CHP Genel Başkan Yardımcısı Zeynep Altıok Akatlı, “21 Mart 1995 tarihinde Hasan Ocak'ın gözaltında alınması, işkenceye maruz kalması ve bedeninin kimsesizler mezarlığında bulunması ile başlayan Cumartesi Anneleri'nin oturma eylemi 21. yılına girdi.

“Türkiye'de katledilenler, katledenler, emri verenler, faili belli faili meçhullerin kanıksanmaması, yargının bunu normalleştirmemesi gerekmektedir” ifadelerini kullandı.

Zeynep Altıok Akatlı'nın 17-31 Mayıs Uluslararası Kayıplarla Mücadele Haftası sebebiyle bir açıklama yaptı.

Zeynep Altıok Akatlı’nın açıklaması şöyle:

21 Mart 1995 tarihinde Hasan Ocak'ın gözaltında alınması, işkenceye maruz kalması ve bedeninin kimsesizler mezarlığında bulunması ile başlayan Cumartesi Anneleri'nin oturma eylemi 21. yılına girdi.

Sabahattin Ali'nin öldürülmesinden günümüze faili meçhul cinayetler, gözaltında kayıplar, katillerin ele verilmemesi, cinayetlerin inkar edilmesi; Arjantin Plaza Del Mayo Meydanı'ndan Galatasaray Meydanı'na insanlık tarihinin en acı ortak hafızalarından biridir.

Türkiye'de katledilenler, katledenler, emri verenler, faili belli faili meçhullerin kanıksanmaması, yargının bunu normalleştirmemesi gerekmektedir.

Uluslararası Kayıplarla Mücadele Haftası'na girdiğimiz bu günlerde ısrarla altını çizmemiz gereken; devletin hafızasında her cinayetin ayrı ayrı kaydı olduğu gerçeğidir.
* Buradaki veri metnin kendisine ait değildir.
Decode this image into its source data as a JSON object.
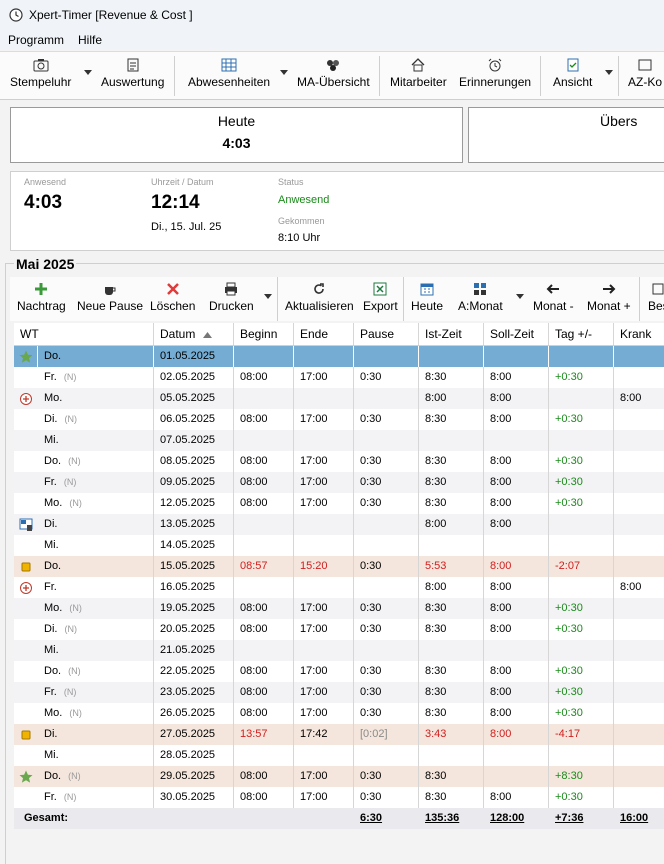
{
  "window": {
    "title": "Xpert-Timer [Revenue & Cost ]"
  },
  "menu": {
    "items": [
      "Programm",
      "Hilfe"
    ]
  },
  "toolbar": {
    "stempeluhr": "Stempeluhr",
    "auswertung": "Auswertung",
    "abwesenheiten": "Abwesenheiten",
    "ma_uebersicht": "MA-Übersicht",
    "mitarbeiter": "Mitarbeiter",
    "erinnerungen": "Erinnerungen",
    "ansicht": "Ansicht",
    "az_konto": "AZ-Ko"
  },
  "today": {
    "label": "Heute",
    "value": "4:03"
  },
  "overview": {
    "label": "Übers"
  },
  "status": {
    "anwesend_label": "Anwesend",
    "anwesend_value": "4:03",
    "time_label": "Uhrzeit / Datum",
    "time_value": "12:14",
    "date_value": "Di., 15. Jul. 25",
    "status_label": "Status",
    "status_value": "Anwesend",
    "gekommen_label": "Gekommen",
    "gekommen_value": "8:10 Uhr"
  },
  "month": {
    "title": "Mai 2025"
  },
  "toolbar2": {
    "nachtrag": "Nachtrag",
    "neue_pause": "Neue Pause",
    "loeschen": "Löschen",
    "drucken": "Drucken",
    "aktualisieren": "Aktualisieren",
    "export": "Export",
    "heute": "Heute",
    "a_monat": "A:Monat",
    "monat_minus": "Monat -",
    "monat_plus": "Monat +",
    "bes": "Bes"
  },
  "colors": {
    "accent": "#74acd4",
    "highlight": "#f4e6dc",
    "positive": "#1a8a1a",
    "negative": "#d02020"
  },
  "table": {
    "headers": {
      "wt": "WT",
      "datum": "Datum",
      "beginn": "Beginn",
      "ende": "Ende",
      "pause": "Pause",
      "ist": "Ist-Zeit",
      "soll": "Soll-Zeit",
      "tag": "Tag +/-",
      "krank": "Krank"
    },
    "rows": [
      {
        "icon": "star-icon",
        "wt": "Do.",
        "n": "",
        "datum": "01.05.2025",
        "beginn": "",
        "ende": "",
        "pause": "",
        "ist": "",
        "soll": "",
        "tag": "",
        "krank": ""
      },
      {
        "icon": "",
        "wt": "Fr.",
        "n": "(N)",
        "datum": "02.05.2025",
        "beginn": "08:00",
        "ende": "17:00",
        "pause": "0:30",
        "ist": "8:30",
        "soll": "8:00",
        "tag": "+0:30",
        "krank": ""
      },
      {
        "icon": "sick-icon",
        "wt": "Mo.",
        "n": "",
        "datum": "05.05.2025",
        "beginn": "",
        "ende": "",
        "pause": "",
        "ist": "8:00",
        "soll": "8:00",
        "tag": "",
        "krank": "8:00"
      },
      {
        "icon": "",
        "wt": "Di.",
        "n": "(N)",
        "datum": "06.05.2025",
        "beginn": "08:00",
        "ende": "17:00",
        "pause": "0:30",
        "ist": "8:30",
        "soll": "8:00",
        "tag": "+0:30",
        "krank": ""
      },
      {
        "icon": "",
        "wt": "Mi.",
        "n": "",
        "datum": "07.05.2025",
        "beginn": "",
        "ende": "",
        "pause": "",
        "ist": "",
        "soll": "",
        "tag": "",
        "krank": ""
      },
      {
        "icon": "",
        "wt": "Do.",
        "n": "(N)",
        "datum": "08.05.2025",
        "beginn": "08:00",
        "ende": "17:00",
        "pause": "0:30",
        "ist": "8:30",
        "soll": "8:00",
        "tag": "+0:30",
        "krank": ""
      },
      {
        "icon": "",
        "wt": "Fr.",
        "n": "(N)",
        "datum": "09.05.2025",
        "beginn": "08:00",
        "ende": "17:00",
        "pause": "0:30",
        "ist": "8:30",
        "soll": "8:00",
        "tag": "+0:30",
        "krank": ""
      },
      {
        "icon": "",
        "wt": "Mo.",
        "n": "(N)",
        "datum": "12.05.2025",
        "beginn": "08:00",
        "ende": "17:00",
        "pause": "0:30",
        "ist": "8:30",
        "soll": "8:00",
        "tag": "+0:30",
        "krank": ""
      },
      {
        "icon": "training-icon",
        "wt": "Di.",
        "n": "",
        "datum": "13.05.2025",
        "beginn": "",
        "ende": "",
        "pause": "",
        "ist": "8:00",
        "soll": "8:00",
        "tag": "",
        "krank": ""
      },
      {
        "icon": "",
        "wt": "Mi.",
        "n": "",
        "datum": "14.05.2025",
        "beginn": "",
        "ende": "",
        "pause": "",
        "ist": "",
        "soll": "",
        "tag": "",
        "krank": ""
      },
      {
        "icon": "warning-icon",
        "wt": "Do.",
        "n": "",
        "datum": "15.05.2025",
        "beginn": "08:57",
        "ende": "15:20",
        "pause": "0:30",
        "ist": "5:53",
        "soll": "8:00",
        "tag": "-2:07",
        "krank": ""
      },
      {
        "icon": "sick-icon",
        "wt": "Fr.",
        "n": "",
        "datum": "16.05.2025",
        "beginn": "",
        "ende": "",
        "pause": "",
        "ist": "8:00",
        "soll": "8:00",
        "tag": "",
        "krank": "8:00"
      },
      {
        "icon": "",
        "wt": "Mo.",
        "n": "(N)",
        "datum": "19.05.2025",
        "beginn": "08:00",
        "ende": "17:00",
        "pause": "0:30",
        "ist": "8:30",
        "soll": "8:00",
        "tag": "+0:30",
        "krank": ""
      },
      {
        "icon": "",
        "wt": "Di.",
        "n": "(N)",
        "datum": "20.05.2025",
        "beginn": "08:00",
        "ende": "17:00",
        "pause": "0:30",
        "ist": "8:30",
        "soll": "8:00",
        "tag": "+0:30",
        "krank": ""
      },
      {
        "icon": "",
        "wt": "Mi.",
        "n": "",
        "datum": "21.05.2025",
        "beginn": "",
        "ende": "",
        "pause": "",
        "ist": "",
        "soll": "",
        "tag": "",
        "krank": ""
      },
      {
        "icon": "",
        "wt": "Do.",
        "n": "(N)",
        "datum": "22.05.2025",
        "beginn": "08:00",
        "ende": "17:00",
        "pause": "0:30",
        "ist": "8:30",
        "soll": "8:00",
        "tag": "+0:30",
        "krank": ""
      },
      {
        "icon": "",
        "wt": "Fr.",
        "n": "(N)",
        "datum": "23.05.2025",
        "beginn": "08:00",
        "ende": "17:00",
        "pause": "0:30",
        "ist": "8:30",
        "soll": "8:00",
        "tag": "+0:30",
        "krank": ""
      },
      {
        "icon": "",
        "wt": "Mo.",
        "n": "(N)",
        "datum": "26.05.2025",
        "beginn": "08:00",
        "ende": "17:00",
        "pause": "0:30",
        "ist": "8:30",
        "soll": "8:00",
        "tag": "+0:30",
        "krank": ""
      },
      {
        "icon": "warning-icon",
        "wt": "Di.",
        "n": "",
        "datum": "27.05.2025",
        "beginn": "13:57",
        "ende": "17:42",
        "pause": "[0:02]",
        "ist": "3:43",
        "soll": "8:00",
        "tag": "-4:17",
        "krank": ""
      },
      {
        "icon": "",
        "wt": "Mi.",
        "n": "",
        "datum": "28.05.2025",
        "beginn": "",
        "ende": "",
        "pause": "",
        "ist": "",
        "soll": "",
        "tag": "",
        "krank": ""
      },
      {
        "icon": "star-icon",
        "wt": "Do.",
        "n": "(N)",
        "datum": "29.05.2025",
        "beginn": "08:00",
        "ende": "17:00",
        "pause": "0:30",
        "ist": "8:30",
        "soll": "",
        "tag": "+8:30",
        "krank": ""
      },
      {
        "icon": "",
        "wt": "Fr.",
        "n": "(N)",
        "datum": "30.05.2025",
        "beginn": "08:00",
        "ende": "17:00",
        "pause": "0:30",
        "ist": "8:30",
        "soll": "8:00",
        "tag": "+0:30",
        "krank": ""
      }
    ],
    "total": {
      "label": "Gesamt:",
      "pause": "6:30",
      "ist": "135:36",
      "soll": "128:00",
      "tag": "+7:36",
      "krank": "16:00"
    }
  }
}
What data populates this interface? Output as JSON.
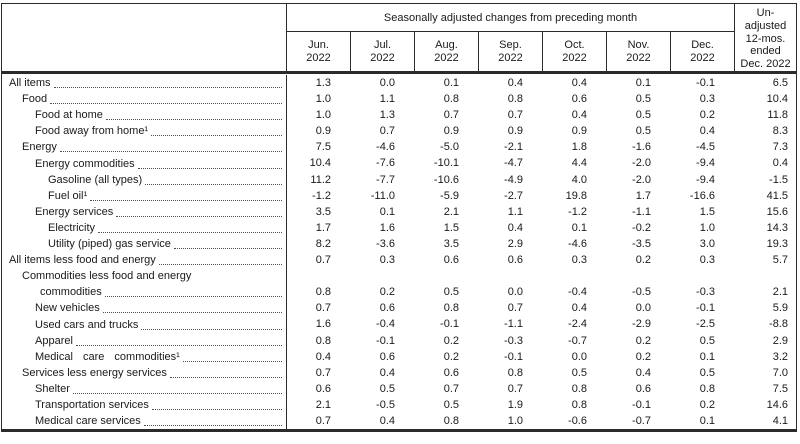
{
  "chart_data": {
    "type": "table",
    "spanner": "Seasonally adjusted changes from preceding month",
    "month_columns": [
      {
        "abbr": "Jun.",
        "year": "2022"
      },
      {
        "abbr": "Jul.",
        "year": "2022"
      },
      {
        "abbr": "Aug.",
        "year": "2022"
      },
      {
        "abbr": "Sep.",
        "year": "2022"
      },
      {
        "abbr": "Oct.",
        "year": "2022"
      },
      {
        "abbr": "Nov.",
        "year": "2022"
      },
      {
        "abbr": "Dec.",
        "year": "2022"
      }
    ],
    "unadjusted_header_lines": [
      "Un-",
      "adjusted",
      "12-mos.",
      "ended",
      "Dec. 2022"
    ],
    "rows": [
      {
        "label": "All items",
        "indent": 0,
        "values": [
          "1.3",
          "0.0",
          "0.1",
          "0.4",
          "0.4",
          "0.1",
          "-0.1"
        ],
        "unadjusted": "6.5"
      },
      {
        "label": "Food",
        "indent": 1,
        "values": [
          "1.0",
          "1.1",
          "0.8",
          "0.8",
          "0.6",
          "0.5",
          "0.3"
        ],
        "unadjusted": "10.4"
      },
      {
        "label": "Food at home",
        "indent": 2,
        "values": [
          "1.0",
          "1.3",
          "0.7",
          "0.7",
          "0.4",
          "0.5",
          "0.2"
        ],
        "unadjusted": "11.8"
      },
      {
        "label": "Food away from home¹",
        "indent": 2,
        "values": [
          "0.9",
          "0.7",
          "0.9",
          "0.9",
          "0.9",
          "0.5",
          "0.4"
        ],
        "unadjusted": "8.3"
      },
      {
        "label": "Energy",
        "indent": 1,
        "values": [
          "7.5",
          "-4.6",
          "-5.0",
          "-2.1",
          "1.8",
          "-1.6",
          "-4.5"
        ],
        "unadjusted": "7.3"
      },
      {
        "label": "Energy commodities",
        "indent": 2,
        "values": [
          "10.4",
          "-7.6",
          "-10.1",
          "-4.7",
          "4.4",
          "-2.0",
          "-9.4"
        ],
        "unadjusted": "0.4"
      },
      {
        "label": "Gasoline (all types)",
        "indent": 3,
        "values": [
          "11.2",
          "-7.7",
          "-10.6",
          "-4.9",
          "4.0",
          "-2.0",
          "-9.4"
        ],
        "unadjusted": "-1.5"
      },
      {
        "label": "Fuel oil¹",
        "indent": 3,
        "values": [
          "-1.2",
          "-11.0",
          "-5.9",
          "-2.7",
          "19.8",
          "1.7",
          "-16.6"
        ],
        "unadjusted": "41.5"
      },
      {
        "label": "Energy services",
        "indent": 2,
        "values": [
          "3.5",
          "0.1",
          "2.1",
          "1.1",
          "-1.2",
          "-1.1",
          "1.5"
        ],
        "unadjusted": "15.6"
      },
      {
        "label": "Electricity",
        "indent": 3,
        "values": [
          "1.7",
          "1.6",
          "1.5",
          "0.4",
          "0.1",
          "-0.2",
          "1.0"
        ],
        "unadjusted": "14.3"
      },
      {
        "label": "Utility (piped) gas service",
        "indent": 3,
        "values": [
          "8.2",
          "-3.6",
          "3.5",
          "2.9",
          "-4.6",
          "-3.5",
          "3.0"
        ],
        "unadjusted": "19.3"
      },
      {
        "label": "All items less food and energy",
        "indent": 0,
        "values": [
          "0.7",
          "0.3",
          "0.6",
          "0.6",
          "0.3",
          "0.2",
          "0.3"
        ],
        "unadjusted": "5.7"
      },
      {
        "label": "Commodities less food and energy",
        "label2": "commodities",
        "indent": 1,
        "values": [
          "0.8",
          "0.2",
          "0.5",
          "0.0",
          "-0.4",
          "-0.5",
          "-0.3"
        ],
        "unadjusted": "2.1"
      },
      {
        "label": "New vehicles",
        "indent": 2,
        "values": [
          "0.7",
          "0.6",
          "0.8",
          "0.7",
          "0.4",
          "0.0",
          "-0.1"
        ],
        "unadjusted": "5.9"
      },
      {
        "label": "Used cars and trucks",
        "indent": 2,
        "values": [
          "1.6",
          "-0.4",
          "-0.1",
          "-1.1",
          "-2.4",
          "-2.9",
          "-2.5"
        ],
        "unadjusted": "-8.8"
      },
      {
        "label": "Apparel",
        "indent": 2,
        "values": [
          "0.8",
          "-0.1",
          "0.2",
          "-0.3",
          "-0.7",
          "0.2",
          "0.5"
        ],
        "unadjusted": "2.9"
      },
      {
        "label": "Medical care commodities¹",
        "indent": 2,
        "justify": true,
        "values": [
          "0.4",
          "0.6",
          "0.2",
          "-0.1",
          "0.0",
          "0.2",
          "0.1"
        ],
        "unadjusted": "3.2"
      },
      {
        "label": "Services less energy services",
        "indent": 1,
        "values": [
          "0.7",
          "0.4",
          "0.6",
          "0.8",
          "0.5",
          "0.4",
          "0.5"
        ],
        "unadjusted": "7.0"
      },
      {
        "label": "Shelter",
        "indent": 2,
        "values": [
          "0.6",
          "0.5",
          "0.7",
          "0.7",
          "0.8",
          "0.6",
          "0.8"
        ],
        "unadjusted": "7.5"
      },
      {
        "label": "Transportation services",
        "indent": 2,
        "values": [
          "2.1",
          "-0.5",
          "0.5",
          "1.9",
          "0.8",
          "-0.1",
          "0.2"
        ],
        "unadjusted": "14.6"
      },
      {
        "label": "Medical care services",
        "indent": 2,
        "values": [
          "0.7",
          "0.4",
          "0.8",
          "1.0",
          "-0.6",
          "-0.7",
          "0.1"
        ],
        "unadjusted": "4.1"
      }
    ]
  }
}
Bu Sabahattin Ali cinayeti için de geçerlidir Tahir Elçi cinayeti için de.

Devlet kendi sorumluluğunu kabul ederek bu cinayetlerle yüzleşmek, hesap vermek, yetkilileri yargılamak; oğulları, kızları, anneleri, babaları, kardeşleri kaybedilmiş insanlardan af dilemek ve bir daha yaşanmayacağına dair uluslararası sözleşmelerle çerçevesi belirlenmiş yasal düzenlemeler yapmak mecburiyetindedir.

Seslerini duyurmak için yıllardır mücadele veren, meydanları yasaklanan, saçlarından tutulup dövülerek sürüklenen kayıp yakınlarının adalet arayışları son bulmamıştır.

Cumartesi Anneleri'nin bir mezar taşına hasret geçen 21 yılının ardından; gözaltına alınan, kaçırılan ya da herhangi bir biçimde özgürlüklerinden yoksun bırakılan, gözaltındayken kaybedilen, faili meçhul cinayetlerle katledilen tüm insanlarımızın acılarını derinden paylaştığımızı, adalet arayışlarının savunucuları olduğumuzu kamuoyuna saygıyla duyururum.